Sin rubor alguno1

Publicado el 29 de abril de 2016

Luis de la Barreda Solórzano
Investigador del Instituto de Investigaciones Jurídicas y coordinador del
Programa Universitario de Derechos Humanos, UNAM,
lbarreda@unam.mx

En las recomendaciones de los organismos públicos de derechos humanos por casos de tortura, suele incluirse, entre los puntos recomendados, que se imparta a los servidores públicos de la institución a la que pertenecen los autores del atropello un curso en el que, entre otras cosas, se les explique que la tortura está absolutamente prohibida en toda circunstancia.

Esa lección cumple una función similar a la que cumpliría otra en la que se indicara a los conductores de vehículos automotores que el Reglamento de Tránsito y el Código Penal desautorizan atropellar peatones intencionalmente. No hay un solo servidor público, ni en México ni en ningún país democrático, que ignore que la tortura es un delito muy grave que tiene asignada una punibilidad muy alta.

Podemos estar seguros de que los servidores públicos que maltratan a una persona no lo hacen porque ignoren que esa conducta es delictiva y que la ley ordena que se castigue con rigor. Es probable, en cambio, que se animen a hacerlo porque tengan la idea de que serán tolerados o encubiertos, que su proceder no tendrá costo alguno para ellos. Para que les quede claro a todos que no habrá más tolerancia o encubrimiento con respecto a abusos de poder, la única señal inequívoca será la aplicación de la ley sin excepciones en todos los casos de que se tenga conocimiento.

Es preciso que la tortura no sólo sea condenada discursivamente cuando todo el mundo se entere de que un individuo ha sido torturado, sino que se ejerza una vigilancia estricta por parte de los superiores jerárquicos de la actuación de los servidores públicos que tienen oportunidad de torturar.

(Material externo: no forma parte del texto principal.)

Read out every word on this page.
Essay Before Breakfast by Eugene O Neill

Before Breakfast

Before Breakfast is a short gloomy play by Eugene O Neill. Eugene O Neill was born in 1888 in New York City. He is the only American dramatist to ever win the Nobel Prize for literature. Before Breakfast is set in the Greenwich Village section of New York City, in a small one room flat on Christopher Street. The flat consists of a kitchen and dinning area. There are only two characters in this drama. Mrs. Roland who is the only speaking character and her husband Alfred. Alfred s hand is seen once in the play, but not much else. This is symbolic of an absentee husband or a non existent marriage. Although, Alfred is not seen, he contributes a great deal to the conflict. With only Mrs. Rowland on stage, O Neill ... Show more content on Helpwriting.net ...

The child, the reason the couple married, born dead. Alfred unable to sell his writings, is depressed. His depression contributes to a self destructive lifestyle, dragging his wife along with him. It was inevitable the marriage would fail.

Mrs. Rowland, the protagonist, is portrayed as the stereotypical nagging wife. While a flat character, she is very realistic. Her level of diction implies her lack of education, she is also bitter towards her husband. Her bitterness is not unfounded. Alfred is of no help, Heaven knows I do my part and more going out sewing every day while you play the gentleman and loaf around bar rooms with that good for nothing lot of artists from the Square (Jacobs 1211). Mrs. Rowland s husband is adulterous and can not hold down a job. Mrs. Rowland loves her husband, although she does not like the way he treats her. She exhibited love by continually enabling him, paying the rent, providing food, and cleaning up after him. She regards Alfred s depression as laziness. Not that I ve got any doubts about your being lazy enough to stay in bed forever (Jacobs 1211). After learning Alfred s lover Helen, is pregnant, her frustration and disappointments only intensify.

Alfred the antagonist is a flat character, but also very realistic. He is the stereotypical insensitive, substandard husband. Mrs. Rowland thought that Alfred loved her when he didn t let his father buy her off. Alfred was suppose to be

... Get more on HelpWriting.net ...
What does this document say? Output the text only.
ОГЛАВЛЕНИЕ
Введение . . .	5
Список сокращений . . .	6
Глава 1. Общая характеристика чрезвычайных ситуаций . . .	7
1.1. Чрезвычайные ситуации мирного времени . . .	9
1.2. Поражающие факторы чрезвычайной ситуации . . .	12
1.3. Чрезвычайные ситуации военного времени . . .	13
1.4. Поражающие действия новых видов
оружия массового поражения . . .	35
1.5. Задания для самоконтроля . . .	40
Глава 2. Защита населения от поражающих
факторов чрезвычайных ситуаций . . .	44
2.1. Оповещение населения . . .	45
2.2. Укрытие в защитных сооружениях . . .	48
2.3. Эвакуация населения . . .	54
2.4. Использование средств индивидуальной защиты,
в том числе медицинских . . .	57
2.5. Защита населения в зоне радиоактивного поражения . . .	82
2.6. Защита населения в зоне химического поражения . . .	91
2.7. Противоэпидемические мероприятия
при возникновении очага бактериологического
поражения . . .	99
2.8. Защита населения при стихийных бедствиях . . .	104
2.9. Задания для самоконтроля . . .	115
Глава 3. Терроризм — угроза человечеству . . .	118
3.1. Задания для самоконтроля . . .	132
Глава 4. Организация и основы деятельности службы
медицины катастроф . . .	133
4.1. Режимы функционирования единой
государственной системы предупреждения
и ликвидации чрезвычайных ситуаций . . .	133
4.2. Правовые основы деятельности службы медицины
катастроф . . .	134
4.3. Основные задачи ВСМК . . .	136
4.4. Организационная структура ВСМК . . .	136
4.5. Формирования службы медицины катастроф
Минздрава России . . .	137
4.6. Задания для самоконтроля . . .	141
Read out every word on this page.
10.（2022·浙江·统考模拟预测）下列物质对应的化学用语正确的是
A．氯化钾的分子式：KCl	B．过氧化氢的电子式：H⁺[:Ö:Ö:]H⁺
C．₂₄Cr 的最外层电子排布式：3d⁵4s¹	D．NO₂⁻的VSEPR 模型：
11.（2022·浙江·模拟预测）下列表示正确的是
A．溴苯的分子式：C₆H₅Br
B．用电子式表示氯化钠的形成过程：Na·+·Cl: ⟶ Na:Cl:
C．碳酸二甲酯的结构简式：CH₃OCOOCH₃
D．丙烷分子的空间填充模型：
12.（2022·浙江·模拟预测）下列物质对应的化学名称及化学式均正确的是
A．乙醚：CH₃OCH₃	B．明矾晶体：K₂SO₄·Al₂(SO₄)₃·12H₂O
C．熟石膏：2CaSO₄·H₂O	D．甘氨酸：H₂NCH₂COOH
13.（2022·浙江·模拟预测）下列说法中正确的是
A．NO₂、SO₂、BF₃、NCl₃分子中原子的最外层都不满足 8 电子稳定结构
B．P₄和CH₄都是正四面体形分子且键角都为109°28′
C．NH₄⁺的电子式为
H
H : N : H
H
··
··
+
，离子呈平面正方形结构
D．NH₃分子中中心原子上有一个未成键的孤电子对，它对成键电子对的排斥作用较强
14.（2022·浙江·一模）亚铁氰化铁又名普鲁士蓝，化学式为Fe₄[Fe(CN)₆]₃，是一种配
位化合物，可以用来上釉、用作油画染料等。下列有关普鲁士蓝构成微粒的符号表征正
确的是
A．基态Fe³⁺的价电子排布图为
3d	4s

Cuando una persona es detenida por un agente de las fuerzas de seguridad, éste debe ponerla de inmediato a disposición del juez que dictó la orden, si la aprehensión obedece a mandamiento de la autoridad judicial, o del Ministerio Público, si la detención se produjo en flagrante delito o por caso urgente. Los superiores jerárquicos deben indagar, cada que un detenido señale que fue torturado, qué ocurrió a partir del instante en que se le capturó, recabando los testimonios de los agentes que lo detuvieron y de los que le tomaron declaración, y aplicar el Protocolo de Estambul.

El Protocolo de Estambul prescribe que el detenido sea objeto de un examen médico forense y de una entrevista sicológica que deben practicar minuciosamente profesionales con preparación específica. El Protocolo esboza directrices mínimas para que los estados puedan integrar una documentación eficaz de la tortura u otros tratos crueles, inhumanos o degradantes. Es el resultado de tres años de análisis, investigación y redacción de más de 75 expertos en derechos humanos y salud, representantes de 40 instituciones u organizaciones de 15 países.

Comprobado que se infligió tortura o maltrato a un detenido, se debe dar vista inmediatamente al Ministerio Público, y éste debe realizar su investigación con seriedad y rapidez para ubicar y consignar al presunto o los presuntos responsables. Es cierto, lo he reiterado muchas veces, que nuestro Ministerio Público es de una ineficacia penosa, pero si en verdad se quiere abatir la tortura es preciso que en cada Procuraduría se capacite intensivamente a agentes ministeriales, peritos y policías para que persigan el delito de tortura de manera profesional y expedita. Si en un periodo razonablemente breve las condenas a los torturadores dejan de ser la excepción de la regla, quienes se sientan tentados a torturar lo pensarán dos veces antes de decidirse.

La prohibición de la tortura, aun tratándose del autor o sospechoso del peor de los delitos, es uno de los grandes avances de nuestro proceso civilizatorio, es uno de los logros más significativos de la causa de los derechos humanos, la cual marca una nueva época en la historia de la humanidad. Pero si la tortura es solamente prohibida en la ley y reprobada en los discursos oficiales, y realmente consentida en los hechos, no formaremos parte del conjunto de países que, con razón y orgullo, pueden decir ante todo el mundo, sin rubor alguno, que son plenamente civilizados.

NOTAS:
1. Se reproduce con autorización del autor, publicado en Excélsior, el 21 de abril de 2016.